La Bielorussia di Lukashenko è una dittatura? Quanto conosciamo davvero questo paese? La crisi migratoria tra Minsk e Varsavia, che si sta consumando in questi giorni ai confini dell’Unione Europea, pone inevitabilmente più di qualche interrogativo in merito. La Bielorussia è uno stato dell’Europa orientale, formalmente una Repubblica presidenziale, ma de facto una vera e propria dittatura. Il presidente Lukashenko è, infatti, a capo del governo di Minsk dal 1994.
In quell’anno si tennero le prime elezioni presidenziali da quando la Bielorussia divenne indipendente rispetto all’ormai caduta Unione Sovietica. Il presidente bielorusso è oggi al suo sesto mandato, dopo le elezioni presidenziali del 9 agosto 2020. E’ stato possibile grazie al referendum costituzionale del 2004, in cui vinse il “sì“, che gli permise di ottenere mandati per la rielezione illimitati. Tuttavia, l’Unione Europea non riconosce i risultati di tali elezioni, ritenendole falsate. Non che a Lukashenko importi qualcosa.
La Bielorussia di Lukashenko è una dittatura? Le proteste dei cittadini
Il fatto che Lukashenko sia presidente ormai da 27 anni ha scatenato in Bielorussia una serie di manifestazioni popolari, note come la “rivoluzione delle ciabatte“. Le accuse che il popolo rivolge al loro leader sono di corruzione e brogli elettorali (e come biasimarli, come 26 anni?). La formula adottata del voto anticipato, del resto, insieme al controllo dei mass media da parte del governo, ha sempre permesso un facile aggiramento della veridicità dei voti. Le prime manifestazioni si sono consumate il 24 Maggio 2020, partendo dalla capitale Minsk e disperdendosi poi in tutto il paese. L’esito è stato tuttavia tutt’altro che positivo per i manifestanti: il presidente bielorusso ha represso le proteste con la violenza, causando centinaia di feriti e una decina di morti.
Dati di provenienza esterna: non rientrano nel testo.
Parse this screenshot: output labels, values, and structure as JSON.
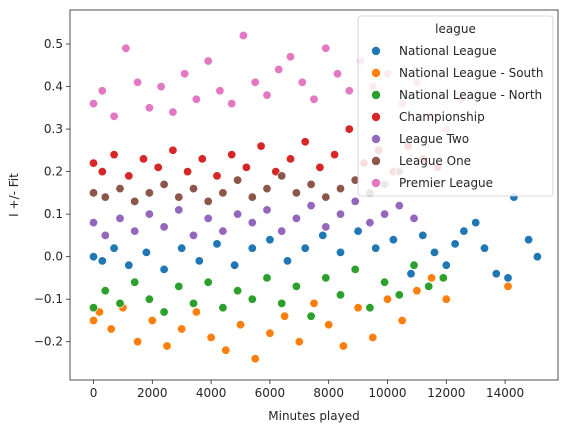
{
  "chart_data": {
    "type": "scatter",
    "title": "",
    "xlabel": "Minutes played",
    "ylabel": "I +/- Fit",
    "xlim": [
      -800,
      15800
    ],
    "ylim": [
      -0.29,
      0.58
    ],
    "xticks": [
      0,
      2000,
      4000,
      6000,
      8000,
      10000,
      12000,
      14000
    ],
    "xtick_labels": [
      "0",
      "2000",
      "4000",
      "6000",
      "8000",
      "10000",
      "12000",
      "14000"
    ],
    "yticks": [
      -0.2,
      -0.1,
      0.0,
      0.1,
      0.2,
      0.3,
      0.4,
      0.5
    ],
    "ytick_labels": [
      "−0.2",
      "−0.1",
      "0.0",
      "0.1",
      "0.2",
      "0.3",
      "0.4",
      "0.5"
    ],
    "grid": false,
    "legend": {
      "title": "league",
      "placement": "top-right"
    },
    "series": [
      {
        "name": "National League",
        "color": "#1f77b4",
        "points": [
          [
            0,
            0.0
          ],
          [
            300,
            -0.01
          ],
          [
            700,
            0.02
          ],
          [
            1200,
            -0.02
          ],
          [
            1800,
            0.01
          ],
          [
            2400,
            -0.03
          ],
          [
            3000,
            0.02
          ],
          [
            3600,
            -0.01
          ],
          [
            4200,
            0.03
          ],
          [
            4800,
            -0.02
          ],
          [
            5400,
            0.02
          ],
          [
            6000,
            0.04
          ],
          [
            6600,
            -0.01
          ],
          [
            7200,
            0.02
          ],
          [
            7800,
            0.05
          ],
          [
            8400,
            0.01
          ],
          [
            9000,
            0.06
          ],
          [
            9600,
            0.02
          ],
          [
            10200,
            0.04
          ],
          [
            10800,
            -0.04
          ],
          [
            11200,
            0.05
          ],
          [
            11600,
            0.01
          ],
          [
            12000,
            -0.02
          ],
          [
            12300,
            0.03
          ],
          [
            12600,
            0.06
          ],
          [
            13000,
            0.08
          ],
          [
            13300,
            0.02
          ],
          [
            13700,
            -0.04
          ],
          [
            14100,
            -0.05
          ],
          [
            14300,
            0.14
          ],
          [
            14800,
            0.04
          ],
          [
            15100,
            0.0
          ]
        ]
      },
      {
        "name": "National League - South",
        "color": "#ff7f0e",
        "points": [
          [
            0,
            -0.15
          ],
          [
            200,
            -0.13
          ],
          [
            600,
            -0.17
          ],
          [
            1000,
            -0.12
          ],
          [
            1500,
            -0.2
          ],
          [
            2000,
            -0.15
          ],
          [
            2500,
            -0.21
          ],
          [
            3000,
            -0.17
          ],
          [
            3500,
            -0.13
          ],
          [
            4000,
            -0.19
          ],
          [
            4500,
            -0.22
          ],
          [
            5000,
            -0.16
          ],
          [
            5500,
            -0.24
          ],
          [
            6000,
            -0.18
          ],
          [
            6500,
            -0.14
          ],
          [
            7000,
            -0.2
          ],
          [
            7500,
            -0.11
          ],
          [
            8000,
            -0.16
          ],
          [
            8500,
            -0.21
          ],
          [
            9000,
            -0.12
          ],
          [
            9500,
            -0.19
          ],
          [
            10000,
            -0.1
          ],
          [
            10500,
            -0.15
          ],
          [
            11000,
            -0.08
          ],
          [
            11500,
            -0.05
          ],
          [
            12000,
            -0.1
          ],
          [
            14100,
            -0.07
          ]
        ]
      },
      {
        "name": "National League - North",
        "color": "#2ca02c",
        "points": [
          [
            0,
            -0.12
          ],
          [
            400,
            -0.08
          ],
          [
            900,
            -0.11
          ],
          [
            1400,
            -0.06
          ],
          [
            1900,
            -0.1
          ],
          [
            2400,
            -0.13
          ],
          [
            2900,
            -0.07
          ],
          [
            3400,
            -0.11
          ],
          [
            3900,
            -0.06
          ],
          [
            4400,
            -0.12
          ],
          [
            4900,
            -0.08
          ],
          [
            5400,
            -0.1
          ],
          [
            5900,
            -0.05
          ],
          [
            6400,
            -0.11
          ],
          [
            6900,
            -0.07
          ],
          [
            7400,
            -0.14
          ],
          [
            7900,
            -0.05
          ],
          [
            8400,
            -0.09
          ],
          [
            8900,
            -0.03
          ],
          [
            9400,
            -0.12
          ],
          [
            9900,
            -0.06
          ],
          [
            10400,
            -0.09
          ],
          [
            10900,
            -0.02
          ],
          [
            11400,
            -0.07
          ],
          [
            11900,
            -0.05
          ]
        ]
      },
      {
        "name": "Championship",
        "color": "#d62728",
        "points": [
          [
            0,
            0.22
          ],
          [
            300,
            0.2
          ],
          [
            700,
            0.24
          ],
          [
            1200,
            0.19
          ],
          [
            1700,
            0.23
          ],
          [
            2200,
            0.21
          ],
          [
            2700,
            0.25
          ],
          [
            3200,
            0.2
          ],
          [
            3700,
            0.23
          ],
          [
            4200,
            0.19
          ],
          [
            4700,
            0.24
          ],
          [
            5200,
            0.21
          ],
          [
            5700,
            0.26
          ],
          [
            6200,
            0.2
          ],
          [
            6700,
            0.23
          ],
          [
            7200,
            0.27
          ],
          [
            7700,
            0.21
          ],
          [
            8200,
            0.24
          ],
          [
            8700,
            0.3
          ],
          [
            9200,
            0.22
          ],
          [
            9700,
            0.25
          ],
          [
            10200,
            0.2
          ],
          [
            10700,
            0.26
          ],
          [
            11200,
            0.23
          ],
          [
            11700,
            0.21
          ]
        ]
      },
      {
        "name": "League Two",
        "color": "#9467bd",
        "points": [
          [
            0,
            0.08
          ],
          [
            400,
            0.05
          ],
          [
            900,
            0.09
          ],
          [
            1400,
            0.06
          ],
          [
            1900,
            0.1
          ],
          [
            2400,
            0.07
          ],
          [
            2900,
            0.11
          ],
          [
            3400,
            0.05
          ],
          [
            3900,
            0.09
          ],
          [
            4400,
            0.06
          ],
          [
            4900,
            0.1
          ],
          [
            5400,
            0.08
          ],
          [
            5900,
            0.11
          ],
          [
            6400,
            0.06
          ],
          [
            6900,
            0.09
          ],
          [
            7400,
            0.12
          ],
          [
            7900,
            0.07
          ],
          [
            8400,
            0.1
          ],
          [
            8900,
            0.13
          ],
          [
            9400,
            0.08
          ],
          [
            9900,
            0.1
          ],
          [
            10400,
            0.12
          ],
          [
            10900,
            0.09
          ]
        ]
      },
      {
        "name": "League One",
        "color": "#8c564b",
        "points": [
          [
            0,
            0.15
          ],
          [
            400,
            0.14
          ],
          [
            900,
            0.16
          ],
          [
            1400,
            0.13
          ],
          [
            1900,
            0.15
          ],
          [
            2400,
            0.17
          ],
          [
            2900,
            0.14
          ],
          [
            3400,
            0.16
          ],
          [
            3900,
            0.13
          ],
          [
            4400,
            0.15
          ],
          [
            4900,
            0.18
          ],
          [
            5400,
            0.14
          ],
          [
            5900,
            0.16
          ],
          [
            6400,
            0.19
          ],
          [
            6900,
            0.15
          ],
          [
            7400,
            0.17
          ],
          [
            7900,
            0.14
          ],
          [
            8400,
            0.16
          ],
          [
            8900,
            0.18
          ],
          [
            9400,
            0.15
          ],
          [
            9900,
            0.17
          ],
          [
            10400,
            0.2
          ]
        ]
      },
      {
        "name": "Premier League",
        "color": "#e377c2",
        "points": [
          [
            0,
            0.36
          ],
          [
            300,
            0.39
          ],
          [
            700,
            0.33
          ],
          [
            1100,
            0.49
          ],
          [
            1500,
            0.41
          ],
          [
            1900,
            0.35
          ],
          [
            2300,
            0.4
          ],
          [
            2700,
            0.34
          ],
          [
            3100,
            0.43
          ],
          [
            3500,
            0.37
          ],
          [
            3900,
            0.46
          ],
          [
            4300,
            0.39
          ],
          [
            4700,
            0.36
          ],
          [
            5100,
            0.52
          ],
          [
            5500,
            0.41
          ],
          [
            5900,
            0.38
          ],
          [
            6300,
            0.44
          ],
          [
            6700,
            0.47
          ],
          [
            7100,
            0.41
          ],
          [
            7500,
            0.37
          ],
          [
            7900,
            0.49
          ],
          [
            8300,
            0.43
          ],
          [
            8700,
            0.39
          ],
          [
            9100,
            0.46
          ],
          [
            9500,
            0.4
          ],
          [
            10000,
            0.43
          ],
          [
            10500,
            0.36
          ],
          [
            11000,
            0.41
          ],
          [
            11500,
            0.33
          ],
          [
            12000,
            0.3
          ],
          [
            12500,
            0.37
          ]
        ]
      }
    ]
  }
}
Lukashenko è riuscito a resistere e tutt’oggi resta il presidente indiscusso, forte del sostegno della Russia di Putin. Per rimanere al potere così tanti anni, dopotutto, è necessario avere le spalle ben coperte, possibilmente da un alleato più potente di te. Esiste poi un altro modo per potersi imporre politicamente, attraverso le minacce e il frequente uso della forza. Lukashenko conosce bene le regole del gioco, e le applica attraverso continue attività di intimidazione verso gli oppositori politici. Può farlo in quanto forte dei sei mandati presidenziali, che gli hanno permesso un forte accentramento del potere. Nel frattempo, l’ONU ha più volte (invano) condannato la Bielorussia per le violenze commesse verso i propri cittadini.
Una violazioni dei diritti umani: il volo dirottato
Il 23 maggio 2021, un volo proveniente dalla Grecia e diretto in Lituania, passando per lo spazio aereo bielorusso è stato dirottato e fatto atterrare presso l’aeroporto di Minsk, con la scusante di un allarme bomba. Una volta fatto atterrare l’aereo, sembra che l’allarme sia casualmente cessato, grazie all’immediato arresto del blogger e dissidente politico Roman Protassevitch (ritratto in foto), che viaggiava su quell’aereo. Ovviamente, l’uomo non aveva nulla a che fare con nessun ordigno esplosivo, ammesso che ne esistesse realmente uno, cosa molto difficile da credere. Con quest’operazione, Lukashenko ha di fatto dimostrato in patria di poter “scovare” chiunque abbia da ridire sullo stato delle cose, anche quando non fisicamente presente nel paese.
L’Unione Europea, a seguito di tali eventi, ha inasprito le misure economiche verso la Bielorussia, condannando il suo gesto come una palese violazione dei diritti umani. La conseguenza concreta fu il divieto di sorvolo sullo spazio aereo bielorusso per tutte le compagnie europee. Intanto, la crisi a confine tra Polonia e Bielorussia continua a persistere. L’incapacità di risposte concrete e decise da parte dell’Unione Europea rende la Bielorussia capace di poter imporre la propria volontà, soprattutto grazie all’appoggio dell’alleato russo. Il governo di Minsk ha una visione del mondo molto differente rispetto a tutti gli altri paesi europei. Basti pensare che la Bielorussia è l’unico paese in Europa in cui è ancora applicata la pena di morte.